At its regular meeting Tuesday, the Kearney City Council unanimously approved development plans for an expansion at KRMC at 804 22nd Ave. The expansion will include two single-story patient wing additions, a maintenance building, a helicopter pad, and an expanded intensive-care unit with an emergency room and ambulance garage. All of the development will be built south of the existing hospital.
Les Mock, an architect at WDM Architects in Wichita, Kan., said sitework could begin as early as June, and estimated completion would be in late 2016. A contractor has estimated the cost at about $19 million, he said.
“Last February, we came before council and had a development plan approved,” Mock said. “Essentially, what this new development plan represents is really an acceleration of those plans.”
The new plans show a larger maintenance building than originally proposed. A planned two-story patient wing on the west side of the hospital will now be a one-story wing on the south side.

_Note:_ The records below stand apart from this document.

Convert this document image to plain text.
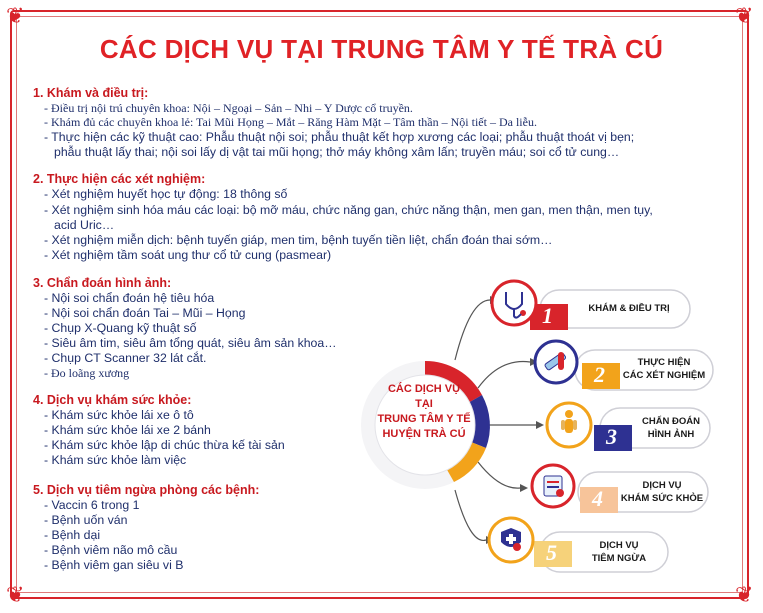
❦	❦
❦	❦
CÁC DỊCH VỤ TẠI TRUNG TÂM Y TẾ TRÀ CÚ
1. Khám và điều trị:
- Điều trị nội trú chuyên khoa: Nội – Ngoại – Sản – Nhi – Y Dược cổ truyền.
- Khám đủ các chuyên khoa lẻ: Tai Mũi Họng – Mắt – Răng Hàm Mặt – Tâm thần – Nội tiết – Da liễu.
- Thực hiện các kỹ thuật cao: Phẫu thuật nội soi; phẫu thuật kết hợp xương các loại; phẫu thuật thoát vị bẹn;
phẫu thuật lấy thai; nội soi lấy dị vật tai mũi họng; thở máy không xâm lấn; truyền máu; soi cổ tử cung…
2. Thực hiện các xét nghiệm:
- Xét nghiệm huyết học tự động: 18 thông số
- Xét nghiệm sinh hóa máu các loại: bộ mỡ máu, chức năng gan, chức năng thận, men gan, men thận, men tụy,
acid Uric…
- Xét nghiệm miễn dịch: bệnh tuyến giáp, men tim, bệnh tuyến tiền liệt, chẩn đoán thai sớm…
- Xét nghiệm tầm soát ung thư cổ tử cung (pasmear)
3. Chẩn đoán hình ảnh:
- Nội soi chẩn đoán hệ tiêu hóa
- Nội soi chẩn đoán Tai – Mũi – Họng
- Chụp X-Quang kỹ thuật số
- Siêu âm tim, siêu âm tổng quát, siêu âm sản khoa…
- Chụp CT Scanner 32 lát cắt.
- Đo loãng xương
4. Dịch vụ khám sức khỏe:
- Khám sức khỏe lái xe ô tô
- Khám sức khỏe lái xe 2 bánh
- Khám sức khỏe lập di chúc thừa kế tài sản
- Khám sức khỏe làm việc
5. Dịch vụ tiêm ngừa phòng các bệnh:
- Vaccin 6 trong 1
- Bệnh uốn ván
- Bệnh dại
- Bệnh viêm não mô cầu
- Bệnh viêm gan siêu vi B
CÁC DỊCH VỤ
TẠI
TRUNG TÂM Y TẾ
HUYỆN TRÀ CÚ
1
2
3
4
5
KHÁM & ĐIỀU TRỊ
THỰC HIỆN
CÁC XÉT NGHIỆM
CHẨN ĐOÁN
HÌNH ẢNH
DỊCH VỤ
KHÁM SỨC KHỎE
DỊCH VỤ
TIÊM NGỪA
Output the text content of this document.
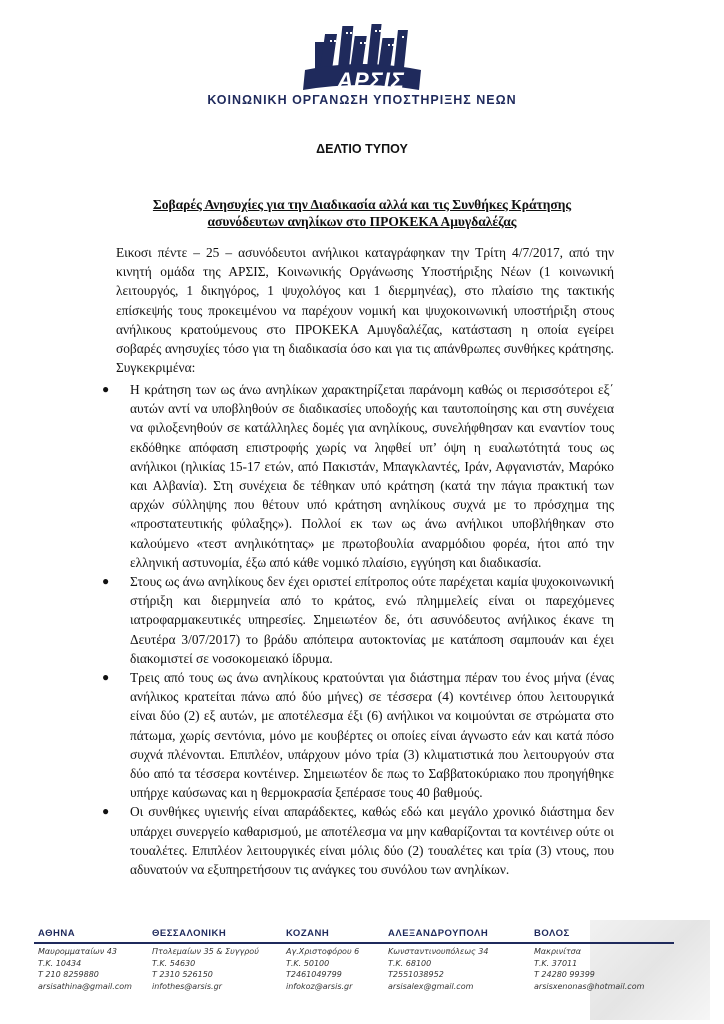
ΑΡΣΙΣ
ΚΟΙΝΩΝΙΚΗ ΟΡΓΑΝΩΣΗ ΥΠΟΣΤΗΡΙΞΗΣ ΝΕΩΝ
ΔΕΛΤΙΟ ΤΥΠΟΥ
Σοβαρές Ανησυχίες για την Διαδικασία αλλά και τις Συνθήκες Κράτησης
ασυνόδευτων ανηλίκων στο ΠΡΟΚΕΚΑ Αμυγδαλέζας

Εικοσι πέντε – 25 – ασυνόδευτοι ανήλικοι καταγράφηκαν την Τρίτη 4/7/2017, από την κινητή ομάδα της ΑΡΣΙΣ, Κοινωνικής Οργάνωσης Υποστήριξης Νέων (1 κοινωνική λειτουργός, 1 δικηγόρος, 1 ψυχολόγος και 1 διερμηνέας), στο πλαίσιο της τακτικής επίσκεψής τους προκειμένου να παρέχουν νομική και ψυχοκοινωνική υποστήριξη στους ανήλικους κρατούμενους στο ΠΡΟΚΕΚΑ Αμυγδαλέζας, κατάσταση η οποία εγείρει σοβαρές ανησυχίες τόσο για τη διαδικασία όσο και για τις απάνθρωπες συνθήκες κράτησης. Συγκεκριμένα:

● Η κράτηση των ως άνω ανηλίκων χαρακτηρίζεται παράνομη καθώς οι περισσότεροι εξ΄ αυτών αντί να υποβληθούν σε διαδικασίες υποδοχής και ταυτοποίησης και στη συνέχεια να φιλοξενηθούν σε κατάλληλες δομές για ανηλίκους, συνελήφθησαν και εναντίον τους εκδόθηκε απόφαση επιστροφής χωρίς να ληφθεί υπ’ όψη η ευαλωτότητά τους ως ανήλικοι (ηλικίας 15-17 ετών, από Πακιστάν, Μπαγκλαντές, Ιράν, Αφγανιστάν, Μαρόκο και Αλβανία). Στη συνέχεια δε τέθηκαν υπό κράτηση (κατά την πάγια πρακτική των αρχών σύλληψης που θέτουν υπό κράτηση ανηλίκους συχνά με το πρόσχημα της «προστατευτικής φύλαξης»). Πολλοί εκ των ως άνω ανήλικοι υποβλήθηκαν στο καλούμενο «τεστ ανηλικότητας» με πρωτοβουλία αναρμόδιου φορέα, ήτοι από την ελληνική αστυνομία, έξω από κάθε νομικό πλαίσιο, εγγύηση και διαδικασία.
● Στους ως άνω ανηλίκους δεν έχει οριστεί επίτροπος ούτε παρέχεται καμία ψυχοκοινωνική στήριξη και διερμηνεία από το κράτος, ενώ πλημμελείς είναι οι παρεχόμενες ιατροφαρμακευτικές υπηρεσίες. Σημειωτέον δε, ότι ασυνόδευτος ανήλικος έκανε τη Δευτέρα 3/07/2017) το βράδυ απόπειρα αυτοκτονίας με κατάποση σαμπουάν και έχει διακομιστεί σε νοσοκομειακό ίδρυμα.
● Τρεις από τους ως άνω ανηλίκους κρατούνται για διάστημα πέραν του ένος μήνα (ένας ανήλικος κρατείται πάνω από δύο μήνες) σε τέσσερα (4) κοντέινερ όπου λειτουργικά είναι δύο (2) εξ αυτών, με αποτέλεσμα έξι (6) ανήλικοι να κοιμούνται σε στρώματα στο πάτωμα, χωρίς σεντόνια, μόνο με κουβέρτες οι οποίες είναι άγνωστο εάν και κατά πόσο συχνά πλένονται. Επιπλέον, υπάρχουν μόνο τρία (3) κλιματιστικά που λειτουργούν στα δύο από τα τέσσερα κοντέινερ. Σημειωτέον δε πως το Σαββατοκύριακο που προηγήθηκε υπήρχε καύσωνας και η θερμοκρασία ξεπέρασε τους 40 βαθμούς.
● Οι συνθήκες υγιεινής είναι απαράδεκτες, καθώς εδώ και μεγάλο χρονικό διάστημα δεν υπάρχει συνεργείο καθαρισμού, με αποτέλεσμα να μην καθαρίζονται τα κοντέινερ ούτε οι τουαλέτες. Επιπλέον λειτουργικές είναι μόλις δύο (2) τουαλέτες και τρία (3) ντους, που αδυνατούν να εξυπηρετήσουν τις ανάγκες του συνόλου των ανηλίκων.
ΑΘΗΝΑ
Μαυρομματαίων 43
Τ.Κ. 10434
Τ 210 8259880
arsisathina@gmail.com
ΘΕΣΣΑΛΟΝΙΚΗ
Πτολεμαίων 35 & Συγγρού
Τ.Κ. 54630
Τ 2310 526150
infothes@arsis.gr
ΚΟΖΑΝΗ
Αγ.Χριστοφόρου 6
Τ.Κ. 50100
Τ2461049799
infokoz@arsis.gr
ΑΛΕΞΑΝΔΡΟΥΠΟΛΗ
Κωνσταντινουπόλεως 34
Τ.Κ. 68100
Τ2551038952
arsisalex@gmail.com
ΒΟΛΟΣ
Μακρινίτσα
Τ.Κ. 37011
Τ 24280 99399
arsisxenonas@hotmail.com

KRMC opened in February 2014 with more than 20 patient rooms, two observation rooms and four intensive-care rooms.
Also Tuesday, the council approved terminating a lease with Pramac America and leasing the building at 4980 Airport Road to Baldwin Filters.

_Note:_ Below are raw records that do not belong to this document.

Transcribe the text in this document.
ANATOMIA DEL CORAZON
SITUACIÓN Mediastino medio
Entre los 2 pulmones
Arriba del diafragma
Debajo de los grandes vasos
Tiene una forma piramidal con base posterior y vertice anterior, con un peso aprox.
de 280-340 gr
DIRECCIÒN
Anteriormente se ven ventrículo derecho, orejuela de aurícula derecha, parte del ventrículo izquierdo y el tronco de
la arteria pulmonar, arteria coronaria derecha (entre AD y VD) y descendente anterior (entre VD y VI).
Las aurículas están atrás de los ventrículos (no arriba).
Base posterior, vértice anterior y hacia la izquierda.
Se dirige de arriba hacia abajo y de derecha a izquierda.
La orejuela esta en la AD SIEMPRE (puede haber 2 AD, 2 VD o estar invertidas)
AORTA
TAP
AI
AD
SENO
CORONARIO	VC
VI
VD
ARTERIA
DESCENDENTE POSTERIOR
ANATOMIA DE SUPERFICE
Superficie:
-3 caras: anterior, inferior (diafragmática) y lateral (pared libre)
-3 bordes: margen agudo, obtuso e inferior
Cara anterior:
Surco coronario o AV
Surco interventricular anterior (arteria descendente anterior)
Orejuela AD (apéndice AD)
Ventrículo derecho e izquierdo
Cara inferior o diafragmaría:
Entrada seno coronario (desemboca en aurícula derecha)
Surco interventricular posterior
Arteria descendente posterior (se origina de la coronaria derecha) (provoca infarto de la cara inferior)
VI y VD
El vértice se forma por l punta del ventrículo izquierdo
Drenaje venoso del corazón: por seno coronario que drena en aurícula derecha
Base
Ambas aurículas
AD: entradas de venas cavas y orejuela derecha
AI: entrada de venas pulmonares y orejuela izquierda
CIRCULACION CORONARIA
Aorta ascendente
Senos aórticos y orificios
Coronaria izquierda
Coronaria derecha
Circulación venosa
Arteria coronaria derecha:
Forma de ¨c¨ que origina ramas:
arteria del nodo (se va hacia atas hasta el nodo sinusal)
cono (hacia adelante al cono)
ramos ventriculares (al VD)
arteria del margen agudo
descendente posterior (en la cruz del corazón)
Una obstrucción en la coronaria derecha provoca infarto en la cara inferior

Pramac was recently purchased by Generax, a Wisconsin-based generator manufacturer. Generax has told the city that it will be relocating its manufacturing operations to Wisconsin. Under a termination agreement, the lease will expire on June 30.
Baldwin Filters will begin leasing the building on July 1 for $21,675 per month for three years. The company will have the option to extend the lease for an additional three-year term, with rent to increase 1.5 percent annually during the extension. Baldwin Filters also will pay real estate taxes on the property.
In other business, the council:
— Approved an application for a downtown revitalization planning grant through the Community Development Block Grant program, which is funded by the Nebraska Department of Economic Development. For the first phase of the grant, the city will request $14,500 for planning, which requires a $7,000 match from the city. Upon completion of planning, the city will be eligible to apply for additional funding for downtown revitalization, which may include streetscape, lighting and sidewalk improvements.
— Approved a land-use map amendment, rezoning, platting and annexation for Eastbrooke 15th at 58th Street and Avenue U. The proposed subdivision consists of 25 single-family lots on nearly 10.5 acres.
— Approved the vacation, rezoning and platting for Marlatt Second Addition at 17th Street and Avenue M. Kearney Area Habitat for Humanity owns the property and wants to reconfigure the lots to build more homes.
— Approved development plans for an expansion at Hope Evangelical Free Church at 907 Ave. C. The project includes a 2,080-square-foot, one-story classroom and office addition on the west and south sides of the existing church.